Un renfort d’immunité
L’équipe multiplie aussi l’emploi de pegfilgrastim. Elle renforce l’immunité et permet de mener des chimios qu’on ne se risquerait pas à suivre en cas d’absence de ce médicament. «Nous avons modifié nos schémas, adapté notre pratique à la situation en intégrant la donnée ‘Covid’ à nos discussions lors des tours multidisciplinaires. Il y a d’un côté le risque associé à la chimio dans un contexte de Covid et de l’autre la mise à distance du risque de récidive ou d’aggravation de la maladie. Surtout quand on a établi que l’infection par Covid augmentait la mortalité jusqu’à 25 % chez les malades du cancer. Nous nous sommes adaptés, au jour le jour, en fonction des informations scientifiques et des directives gouvernementales. Je porte d’ailleurs une énorme reconnaissance à mon équipe, qui s’est adaptée en permanence et qui a accepté sans broncher de changer rapidement de pratique, au fur et à mesure que les recommandations se modifiaient».
Une souffrance de l’isolement
Certes, la tenue, début janvier, le congrès de l’Asco a permis de voir se dégager quelques guidelines. Mais, sur le terrain, il faut adapter au cas par cas en fonction de l’ensemble du tableau clinique. Et puis s’adapter à la sensibilité de chacun. «Les patients souffrent énormément de l’isolement; en effet, subir un cancer et une chimio est déjà terrible, mais le faire seul, isolé de la famille et des amis, c’est très dur. Il faut une qualité d’écoute importante pour pouvoir comprendre, parfois à travers les lignes, ce que le patient souhaite, dans les situations curatives mais surtout dans les situations palliatives et de fin de vie, avec un masque, sans les proches du patient pour le soutenir et malgré tout, avec toute l’empathie nécessaire à notre discipline».

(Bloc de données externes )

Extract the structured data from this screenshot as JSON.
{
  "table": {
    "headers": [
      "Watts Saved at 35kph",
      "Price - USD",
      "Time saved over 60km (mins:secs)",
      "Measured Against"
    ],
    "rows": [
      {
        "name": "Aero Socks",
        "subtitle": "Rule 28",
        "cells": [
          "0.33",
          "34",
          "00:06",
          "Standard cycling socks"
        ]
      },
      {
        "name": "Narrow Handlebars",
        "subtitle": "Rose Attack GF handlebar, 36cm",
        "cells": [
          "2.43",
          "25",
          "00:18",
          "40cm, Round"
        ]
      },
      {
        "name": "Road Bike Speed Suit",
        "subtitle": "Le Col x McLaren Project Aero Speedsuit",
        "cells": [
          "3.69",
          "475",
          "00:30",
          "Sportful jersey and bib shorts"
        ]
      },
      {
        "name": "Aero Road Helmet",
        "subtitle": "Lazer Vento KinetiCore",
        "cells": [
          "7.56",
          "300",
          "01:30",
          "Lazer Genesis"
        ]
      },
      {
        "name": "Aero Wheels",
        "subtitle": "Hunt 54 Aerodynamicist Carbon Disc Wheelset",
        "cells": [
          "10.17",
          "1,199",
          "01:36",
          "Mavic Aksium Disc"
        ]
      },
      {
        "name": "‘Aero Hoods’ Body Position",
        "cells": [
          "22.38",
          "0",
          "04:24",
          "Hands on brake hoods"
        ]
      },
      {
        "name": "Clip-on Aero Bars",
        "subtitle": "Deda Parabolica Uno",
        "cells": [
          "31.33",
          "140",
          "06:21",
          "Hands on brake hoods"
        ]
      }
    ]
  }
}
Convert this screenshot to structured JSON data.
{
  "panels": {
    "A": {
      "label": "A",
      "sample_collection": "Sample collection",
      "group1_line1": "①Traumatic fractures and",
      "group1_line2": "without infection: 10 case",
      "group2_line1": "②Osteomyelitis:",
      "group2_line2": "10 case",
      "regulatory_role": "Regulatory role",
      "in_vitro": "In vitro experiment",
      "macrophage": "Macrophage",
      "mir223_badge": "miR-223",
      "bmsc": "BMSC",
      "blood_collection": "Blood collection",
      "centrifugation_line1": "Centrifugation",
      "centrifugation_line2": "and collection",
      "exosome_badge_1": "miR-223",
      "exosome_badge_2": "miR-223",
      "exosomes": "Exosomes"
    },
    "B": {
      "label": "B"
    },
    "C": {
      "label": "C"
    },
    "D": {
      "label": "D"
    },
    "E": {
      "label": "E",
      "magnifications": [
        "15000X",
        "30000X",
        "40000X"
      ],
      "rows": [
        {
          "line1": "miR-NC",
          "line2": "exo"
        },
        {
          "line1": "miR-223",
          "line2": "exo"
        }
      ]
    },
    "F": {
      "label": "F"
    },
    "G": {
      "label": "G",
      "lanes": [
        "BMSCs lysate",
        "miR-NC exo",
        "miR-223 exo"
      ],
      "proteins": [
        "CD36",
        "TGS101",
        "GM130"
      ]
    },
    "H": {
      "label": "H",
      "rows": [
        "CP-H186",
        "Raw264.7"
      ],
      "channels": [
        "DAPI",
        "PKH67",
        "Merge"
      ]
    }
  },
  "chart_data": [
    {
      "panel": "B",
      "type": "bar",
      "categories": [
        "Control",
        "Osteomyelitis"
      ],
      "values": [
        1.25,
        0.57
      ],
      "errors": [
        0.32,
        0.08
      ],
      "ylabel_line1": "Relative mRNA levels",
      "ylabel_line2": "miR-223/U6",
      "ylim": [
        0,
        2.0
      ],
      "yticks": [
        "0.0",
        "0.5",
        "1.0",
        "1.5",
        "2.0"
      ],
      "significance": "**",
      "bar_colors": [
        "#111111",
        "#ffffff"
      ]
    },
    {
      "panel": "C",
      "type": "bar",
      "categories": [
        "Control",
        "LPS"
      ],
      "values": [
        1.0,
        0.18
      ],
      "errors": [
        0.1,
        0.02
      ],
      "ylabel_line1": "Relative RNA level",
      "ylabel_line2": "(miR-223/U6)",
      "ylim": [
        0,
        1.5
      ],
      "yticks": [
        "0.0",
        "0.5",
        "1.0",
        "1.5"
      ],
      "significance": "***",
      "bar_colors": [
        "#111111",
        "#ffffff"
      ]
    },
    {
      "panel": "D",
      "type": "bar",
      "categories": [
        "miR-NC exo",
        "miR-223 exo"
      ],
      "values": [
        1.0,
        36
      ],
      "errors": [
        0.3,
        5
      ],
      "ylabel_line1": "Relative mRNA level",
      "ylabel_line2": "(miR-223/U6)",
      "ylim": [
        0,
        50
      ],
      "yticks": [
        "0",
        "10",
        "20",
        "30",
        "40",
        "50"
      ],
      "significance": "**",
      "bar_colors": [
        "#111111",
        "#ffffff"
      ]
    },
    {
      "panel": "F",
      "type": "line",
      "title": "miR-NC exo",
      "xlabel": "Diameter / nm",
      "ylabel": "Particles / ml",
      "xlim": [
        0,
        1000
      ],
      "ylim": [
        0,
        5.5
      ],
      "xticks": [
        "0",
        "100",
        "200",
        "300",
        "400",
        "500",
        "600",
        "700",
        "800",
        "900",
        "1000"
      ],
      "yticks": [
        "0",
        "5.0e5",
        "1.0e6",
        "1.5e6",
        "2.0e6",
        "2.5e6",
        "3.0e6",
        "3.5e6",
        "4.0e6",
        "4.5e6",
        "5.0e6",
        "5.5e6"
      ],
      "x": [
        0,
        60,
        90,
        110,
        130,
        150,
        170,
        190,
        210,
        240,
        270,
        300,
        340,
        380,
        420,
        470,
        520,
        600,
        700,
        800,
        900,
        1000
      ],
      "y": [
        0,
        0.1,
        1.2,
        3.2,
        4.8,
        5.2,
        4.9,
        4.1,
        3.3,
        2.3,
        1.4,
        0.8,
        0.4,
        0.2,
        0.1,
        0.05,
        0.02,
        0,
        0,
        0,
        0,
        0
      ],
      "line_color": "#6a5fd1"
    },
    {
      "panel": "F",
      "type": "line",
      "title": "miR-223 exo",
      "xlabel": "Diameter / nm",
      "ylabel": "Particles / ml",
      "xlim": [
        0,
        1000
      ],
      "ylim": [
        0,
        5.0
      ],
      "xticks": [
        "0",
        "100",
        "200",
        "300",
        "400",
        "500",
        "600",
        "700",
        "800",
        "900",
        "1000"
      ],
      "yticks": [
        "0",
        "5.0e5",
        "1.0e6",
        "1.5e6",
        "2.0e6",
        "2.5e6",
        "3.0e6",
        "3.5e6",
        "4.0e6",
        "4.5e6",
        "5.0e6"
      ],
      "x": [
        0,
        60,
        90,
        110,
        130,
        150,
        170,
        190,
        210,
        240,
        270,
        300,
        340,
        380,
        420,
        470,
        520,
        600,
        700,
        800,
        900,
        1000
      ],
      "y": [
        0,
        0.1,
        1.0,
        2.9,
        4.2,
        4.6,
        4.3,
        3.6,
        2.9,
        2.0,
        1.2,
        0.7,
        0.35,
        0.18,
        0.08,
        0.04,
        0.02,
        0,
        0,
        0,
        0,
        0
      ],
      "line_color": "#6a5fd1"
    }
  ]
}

«Nous allons encore connaître des mois sombres. Parce que le dépistage s’est arrêté durant trois mois et vient seulement de recommencer. Je ne sais pas si cela provoquera une lourde aggravation de la mortalité, mais ce que nous constatons, c’est que les patients arrivent à l’hôpital plus tard, avec déjà de terribles douleurs, avec des stades avancés qu’on ne voit théoriquement plus lors de premières visites. Ce qui n’était pas urgent il y a 3 mois est devenu très urgent à traiter. C’est une des choses qui m’empêchent de dormir, c’est que tous les soignants puissent retravailler à plein régime dès que possible».